Tuesday, federal judge Michael Shipp set Oral Argument for November 20, 2014 to address an application for a Preliminary Injunction by the NFL, NBA, NHL, MLB, and NCAA in the latest litigation over the potential legalization of sports betting in New Jersey. In the underlying lawsuit, the Court will eventually determine whether New Jersey can legally repeal its ban on sports betting and permit private entities to conduct the activity.
New Jersey has been attempting to legalize sports betting for nearly three years. The Third Circuit Court of Appeals, the highest court to address the issue to date, has determined that New Jersey legalizing sports betting would directly violate the Professional and Amateur Sports Protection Act of 1992, but it stated that the federal law only prohibits state-regulated sports betting.
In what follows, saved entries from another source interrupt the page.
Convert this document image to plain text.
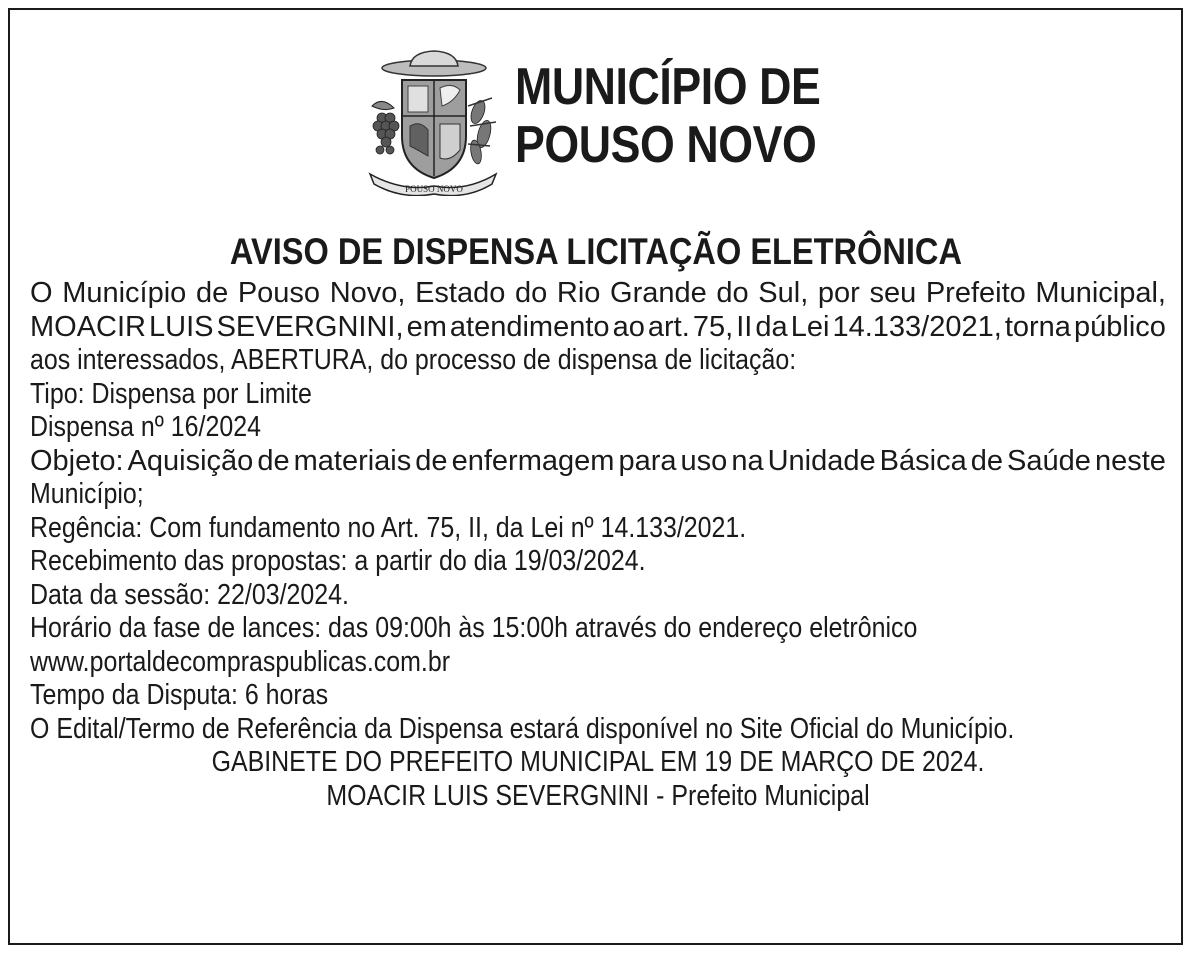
POUSO NOVO
MUNICÍPIO DE
POUSO NOVO
AVISO DE DISPENSA LICITAÇÃO ELETRÔNICA
O Município de Pouso Novo, Estado do Rio Grande do Sul, por seu Prefeito Municipal,
MOACIR LUIS SEVERGNINI, em atendimento ao art. 75, II da Lei 14.133/2021, torna público
aos interessados, ABERTURA, do processo de dispensa de licitação:
Tipo: Dispensa por Limite
Dispensa nº 16/2024
Objeto: Aquisição de materiais de enfermagem para uso na Unidade Básica de Saúde neste
Município;
Regência: Com fundamento no Art. 75, II, da Lei nº 14.133/2021.
Recebimento das propostas: a partir do dia 19/03/2024.
Data da sessão: 22/03/2024.
Horário da fase de lances: das 09:00h às 15:00h através do endereço eletrônico
www.portaldecompraspublicas.com.br
Tempo da Disputa: 6 horas
O Edital/Termo de Referência da Dispensa estará disponível no Site Oficial do Município.
GABINETE DO PREFEITO MUNICIPAL EM 19 DE MARÇO DE 2024.
MOACIR LUIS SEVERGNINI - Prefeito Municipal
Governor Chris Christie accordingly repealed New Jersey’s ban on sports betting two weeks ago to permit private entities to engage in sports betting without state regulation. The sports leagues then quickly applied for a temporary injunction, which Judge Shipp granted last Friday.
The leagues assert that sports betting in New Jersey would harm the integrity of their games. They could not in good faith deny, however, that the league enjoys significantly increased interest, television ratings, and therefore profit due to individuals gambling on sports, whether through fantasy sports, online betting sites based outside of the United States, or illegal bookmakers within the country. The league also fails to acknowledge that sports betting in New Jersey would provide much-needed revenue to the struggling economy in places such as Atlantic City, where casino revenue has sharply decreased in recent years and thousands of employees – many of whom are fans of the very leagues challenging New Jersey’s actions – have been laid off.
If Judge Shipp denies the request for an injunction, which he should, he will effectively force the leagues to see how harmless sports betting in New Jersey would be to their games. Sports gamblers today have no difficulty wagering on sporting events, so why not permit legitimate businesses in New Jersey to profit from the activity?
With the NFL playoffs beginning in January and the NCAA Basketball Tournament occurring in March, a denial of the leagues’ request for a Preliminary Injunction would force a “test period” of sports betting pending the underlying suit during a period that includes two of the most heavily-wagered events in the country. During this period, the leagues would likely learn that the integrity of their games would not suffer, while New Jersey racetracks and casinos would likely generate much-needed income. This would help the individuals these businesses employ maintain their jobs and have more money to spend on leisure activities, which often include paying these very leagues to attend sporting events and purchase memorabilia. It truly would be a win-win for both sides.